Is there a way that you can tell how concentrated a solution must be for it to be saturated?

 

For example, suppose I want to make a saturated NaCl solution in water. How do I know the maximum molarity possible and thus how much NaCl to use?

[jdurg]

I believe you would look at the Ksp of the salt. From that you can calculate the amount of salt needed to saturate a solution.

[budullewraagh]

you can also dissolve a bunch of salt in water and when it precipitates you will find that it is saturated

[Tetrahedrite]

Ditto to both of the above. The Ksp however is temperature dependent so you are better off adding excess salt and using the solution in contact with the undissolved salt.

[jdurg]

But if you wanted to know the exact mass of salt needed for a solution to be saturated, you'd have to use the Ksp value.
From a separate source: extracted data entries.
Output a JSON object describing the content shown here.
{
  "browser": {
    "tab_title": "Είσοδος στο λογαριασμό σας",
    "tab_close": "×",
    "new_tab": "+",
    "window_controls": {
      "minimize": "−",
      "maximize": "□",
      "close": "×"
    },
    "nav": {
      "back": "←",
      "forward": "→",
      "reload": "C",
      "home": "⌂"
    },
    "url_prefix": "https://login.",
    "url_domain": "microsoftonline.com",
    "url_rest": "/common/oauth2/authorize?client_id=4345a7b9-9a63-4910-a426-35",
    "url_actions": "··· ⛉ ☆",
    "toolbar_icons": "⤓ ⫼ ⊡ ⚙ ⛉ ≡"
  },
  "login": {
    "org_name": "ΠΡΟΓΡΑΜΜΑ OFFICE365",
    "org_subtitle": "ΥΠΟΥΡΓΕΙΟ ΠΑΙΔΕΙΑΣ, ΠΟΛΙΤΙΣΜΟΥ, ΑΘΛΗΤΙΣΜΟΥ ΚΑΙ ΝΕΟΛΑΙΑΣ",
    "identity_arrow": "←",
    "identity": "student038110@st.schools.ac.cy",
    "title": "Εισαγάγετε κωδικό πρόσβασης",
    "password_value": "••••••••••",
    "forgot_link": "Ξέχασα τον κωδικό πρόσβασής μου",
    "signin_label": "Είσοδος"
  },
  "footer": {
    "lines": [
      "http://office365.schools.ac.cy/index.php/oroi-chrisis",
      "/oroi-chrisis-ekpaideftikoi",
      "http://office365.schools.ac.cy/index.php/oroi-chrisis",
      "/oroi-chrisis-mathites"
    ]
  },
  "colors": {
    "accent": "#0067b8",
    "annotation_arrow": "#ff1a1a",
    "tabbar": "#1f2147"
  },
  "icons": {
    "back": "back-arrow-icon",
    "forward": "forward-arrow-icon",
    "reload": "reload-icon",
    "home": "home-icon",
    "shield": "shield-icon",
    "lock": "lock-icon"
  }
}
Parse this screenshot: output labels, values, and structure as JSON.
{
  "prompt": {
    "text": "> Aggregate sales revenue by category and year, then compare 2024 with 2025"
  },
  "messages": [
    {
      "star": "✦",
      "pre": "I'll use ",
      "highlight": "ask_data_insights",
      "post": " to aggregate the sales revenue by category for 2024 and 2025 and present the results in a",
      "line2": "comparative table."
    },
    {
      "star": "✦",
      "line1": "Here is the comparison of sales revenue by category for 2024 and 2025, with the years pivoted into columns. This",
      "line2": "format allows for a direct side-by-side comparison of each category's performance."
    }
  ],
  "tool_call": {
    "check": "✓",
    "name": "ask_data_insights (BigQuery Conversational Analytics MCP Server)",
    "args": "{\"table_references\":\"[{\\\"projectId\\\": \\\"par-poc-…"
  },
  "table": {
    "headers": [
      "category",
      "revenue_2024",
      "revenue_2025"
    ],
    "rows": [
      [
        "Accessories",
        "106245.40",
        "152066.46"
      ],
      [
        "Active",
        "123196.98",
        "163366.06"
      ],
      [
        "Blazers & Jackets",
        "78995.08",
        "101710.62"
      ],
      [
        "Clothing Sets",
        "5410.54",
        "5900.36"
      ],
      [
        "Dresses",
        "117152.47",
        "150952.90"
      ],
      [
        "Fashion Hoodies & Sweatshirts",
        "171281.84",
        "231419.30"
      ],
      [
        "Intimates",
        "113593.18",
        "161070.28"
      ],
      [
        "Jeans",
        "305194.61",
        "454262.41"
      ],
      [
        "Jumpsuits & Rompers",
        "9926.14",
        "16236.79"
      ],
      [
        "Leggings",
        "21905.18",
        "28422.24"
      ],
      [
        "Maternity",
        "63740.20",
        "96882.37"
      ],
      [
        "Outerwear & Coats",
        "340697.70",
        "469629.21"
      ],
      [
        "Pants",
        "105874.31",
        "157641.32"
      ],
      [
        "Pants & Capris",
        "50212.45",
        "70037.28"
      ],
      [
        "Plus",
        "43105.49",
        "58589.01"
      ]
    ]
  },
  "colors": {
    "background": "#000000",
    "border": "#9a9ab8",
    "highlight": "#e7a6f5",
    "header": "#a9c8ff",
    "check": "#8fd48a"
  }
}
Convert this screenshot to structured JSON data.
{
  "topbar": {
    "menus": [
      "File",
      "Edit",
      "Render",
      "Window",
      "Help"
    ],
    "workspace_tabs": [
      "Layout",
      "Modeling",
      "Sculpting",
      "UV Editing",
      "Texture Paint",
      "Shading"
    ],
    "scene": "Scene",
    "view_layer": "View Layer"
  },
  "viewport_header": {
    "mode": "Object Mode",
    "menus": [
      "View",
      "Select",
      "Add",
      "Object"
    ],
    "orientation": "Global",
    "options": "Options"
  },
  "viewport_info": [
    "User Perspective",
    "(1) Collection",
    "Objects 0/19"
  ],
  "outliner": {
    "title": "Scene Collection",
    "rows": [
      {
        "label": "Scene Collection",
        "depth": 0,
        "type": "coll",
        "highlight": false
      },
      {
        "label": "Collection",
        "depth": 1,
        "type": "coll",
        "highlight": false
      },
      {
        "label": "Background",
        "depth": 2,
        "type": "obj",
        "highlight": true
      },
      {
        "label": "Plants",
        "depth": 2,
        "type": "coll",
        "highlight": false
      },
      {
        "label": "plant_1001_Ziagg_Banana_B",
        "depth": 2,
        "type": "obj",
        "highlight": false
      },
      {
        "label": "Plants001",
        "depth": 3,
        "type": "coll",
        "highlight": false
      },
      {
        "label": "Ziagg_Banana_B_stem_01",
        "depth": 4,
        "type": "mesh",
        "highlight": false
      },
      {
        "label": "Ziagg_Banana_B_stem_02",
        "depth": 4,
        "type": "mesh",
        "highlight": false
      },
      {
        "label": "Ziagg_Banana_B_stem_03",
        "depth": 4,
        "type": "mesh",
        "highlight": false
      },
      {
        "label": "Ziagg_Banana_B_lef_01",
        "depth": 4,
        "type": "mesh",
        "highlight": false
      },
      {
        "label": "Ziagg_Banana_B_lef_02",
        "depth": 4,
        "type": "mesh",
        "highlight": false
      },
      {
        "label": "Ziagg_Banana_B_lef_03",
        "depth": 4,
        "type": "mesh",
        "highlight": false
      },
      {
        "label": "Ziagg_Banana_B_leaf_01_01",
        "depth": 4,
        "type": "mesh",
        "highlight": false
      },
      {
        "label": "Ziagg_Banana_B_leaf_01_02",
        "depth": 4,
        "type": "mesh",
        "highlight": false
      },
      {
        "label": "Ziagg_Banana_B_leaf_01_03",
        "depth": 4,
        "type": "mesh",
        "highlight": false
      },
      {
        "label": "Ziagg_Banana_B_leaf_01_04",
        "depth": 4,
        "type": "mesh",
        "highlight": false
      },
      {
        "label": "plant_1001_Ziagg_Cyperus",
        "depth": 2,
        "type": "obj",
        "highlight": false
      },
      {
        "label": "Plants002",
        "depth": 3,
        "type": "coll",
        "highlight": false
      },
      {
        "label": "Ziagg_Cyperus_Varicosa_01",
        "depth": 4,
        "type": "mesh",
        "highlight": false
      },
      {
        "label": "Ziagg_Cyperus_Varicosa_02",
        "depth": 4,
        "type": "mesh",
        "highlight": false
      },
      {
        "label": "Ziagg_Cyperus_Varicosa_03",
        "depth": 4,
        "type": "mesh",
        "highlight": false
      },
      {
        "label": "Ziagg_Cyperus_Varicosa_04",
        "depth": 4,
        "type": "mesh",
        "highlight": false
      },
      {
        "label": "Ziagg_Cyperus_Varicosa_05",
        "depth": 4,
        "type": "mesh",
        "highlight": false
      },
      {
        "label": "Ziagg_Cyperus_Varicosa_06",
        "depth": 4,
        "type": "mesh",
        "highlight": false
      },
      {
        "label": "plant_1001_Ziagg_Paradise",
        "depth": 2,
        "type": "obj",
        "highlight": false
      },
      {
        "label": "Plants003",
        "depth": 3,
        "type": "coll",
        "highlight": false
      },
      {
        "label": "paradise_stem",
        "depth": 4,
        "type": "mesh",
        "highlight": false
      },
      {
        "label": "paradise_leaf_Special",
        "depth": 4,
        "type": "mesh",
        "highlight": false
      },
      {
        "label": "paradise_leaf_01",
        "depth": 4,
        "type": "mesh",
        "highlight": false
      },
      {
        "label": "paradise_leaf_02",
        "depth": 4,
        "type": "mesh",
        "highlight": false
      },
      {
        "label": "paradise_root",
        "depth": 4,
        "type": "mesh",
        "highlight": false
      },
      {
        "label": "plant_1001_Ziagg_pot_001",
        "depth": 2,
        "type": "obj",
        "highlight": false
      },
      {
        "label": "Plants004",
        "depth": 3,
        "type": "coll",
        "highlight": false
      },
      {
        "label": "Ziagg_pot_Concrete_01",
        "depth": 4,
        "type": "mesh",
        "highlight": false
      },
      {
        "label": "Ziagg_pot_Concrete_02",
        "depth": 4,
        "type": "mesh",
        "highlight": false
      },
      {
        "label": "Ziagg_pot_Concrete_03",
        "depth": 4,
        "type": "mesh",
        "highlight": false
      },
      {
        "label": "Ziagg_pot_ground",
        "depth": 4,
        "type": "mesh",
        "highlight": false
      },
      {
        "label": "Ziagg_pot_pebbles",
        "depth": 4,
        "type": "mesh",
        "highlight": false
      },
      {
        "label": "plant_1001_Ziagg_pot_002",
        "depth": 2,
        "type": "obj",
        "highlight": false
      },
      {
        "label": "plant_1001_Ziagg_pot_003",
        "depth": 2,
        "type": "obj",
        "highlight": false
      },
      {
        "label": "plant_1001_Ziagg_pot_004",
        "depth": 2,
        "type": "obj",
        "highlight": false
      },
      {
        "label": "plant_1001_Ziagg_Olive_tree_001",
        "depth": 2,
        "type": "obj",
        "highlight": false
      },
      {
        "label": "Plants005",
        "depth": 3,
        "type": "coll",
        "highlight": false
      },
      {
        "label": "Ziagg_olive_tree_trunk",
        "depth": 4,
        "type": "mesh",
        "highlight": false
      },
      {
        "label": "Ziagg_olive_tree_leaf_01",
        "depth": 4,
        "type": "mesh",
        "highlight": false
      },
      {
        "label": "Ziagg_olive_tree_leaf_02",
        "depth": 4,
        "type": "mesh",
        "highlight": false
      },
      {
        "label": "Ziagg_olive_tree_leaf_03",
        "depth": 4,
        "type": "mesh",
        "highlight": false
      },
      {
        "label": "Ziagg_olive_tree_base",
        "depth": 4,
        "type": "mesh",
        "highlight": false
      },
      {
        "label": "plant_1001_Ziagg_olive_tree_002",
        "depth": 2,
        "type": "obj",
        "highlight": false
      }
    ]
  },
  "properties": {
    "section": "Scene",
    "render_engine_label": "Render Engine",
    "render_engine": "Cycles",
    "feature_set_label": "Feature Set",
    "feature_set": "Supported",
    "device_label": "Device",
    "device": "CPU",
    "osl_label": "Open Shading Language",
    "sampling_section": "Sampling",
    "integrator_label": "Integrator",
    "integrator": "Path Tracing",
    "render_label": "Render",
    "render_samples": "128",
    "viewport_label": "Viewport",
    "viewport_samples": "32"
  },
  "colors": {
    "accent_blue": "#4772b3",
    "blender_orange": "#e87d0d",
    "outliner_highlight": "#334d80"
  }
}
But if it doesn't matter what the mass is, then just keep adding salt until it doesn't dissolve.

[budullewraagh]

exactly. works a charm

[Gilded]

Yeah, that's probably the best way, but I wonder if Silencer wanted to know a way of knowing the amount without exactly having any of the saturating and to-be-saturated compounds.

[Silencer]

Yeah, I was wondering about the math, but I think that is a chapter in my text book so I will look it up. We might even get to it this semester and then I will be ahead.

[raivo]

As much as i know therre is no easy way to compute solubilities. You have to make your own experiments or look for manuals. If anyone knows that those data can be computed someway then i'd like to know more about it. It would be very usefull - so i get rid of some heavy books on my table.

[jdurg]

Well, the Ksp of NaCl at 25 degrees Celcius is 37.3. So the equation is Ksp (37.3) = [Na+][Cl-]. Since one mole of NaCl results in a mole of Na+ and Cl- upon dissolving, you can say that 37.3 = x^2 where x = concentration of the salt at saturation. So the square root of 37.3 = 6.11. Therefore, the concentration of NaCl in a saturated solution is 6.11 moles/L, or 58.44 grams per Liter at 25 degrees Celcius.

[jdurg]

This can be done for nearly every Ksp value. Since the Ksp is an equillibrium constant at saturation for a dissolved salt. Since the Ksp is calculated from these concentrations at saturation, the concentrations can be determined. If you have a salt that's not binary, it's still easy to calculate. Let's take Na2SO4 for example. (Sadly, I cannot find the Ksp of this salt. It's a pain in the ass if you don't have a CRC Handbook to find Ksp values of soluble salts). So we'll assume the Ksp of Na2SO4 is 40.8. We would write the equation as 40.8 = [Na+]^2[sO4(2-)]. We'll replace the concentration of SO4(2-) with 'x', and the concentration of Na+ with '2x' since the concentration of sodium ions will always be twice that of sulfate ions. We now have 40.8=((2x)^2)(x) = 4x^3 -> 10.2 = x^3. x = concentration of the salt at saturation = 2.17 moles/L.

[Silencer]

Thank you jdurg!

 

Is there a good site online that allows you to look up various values like these?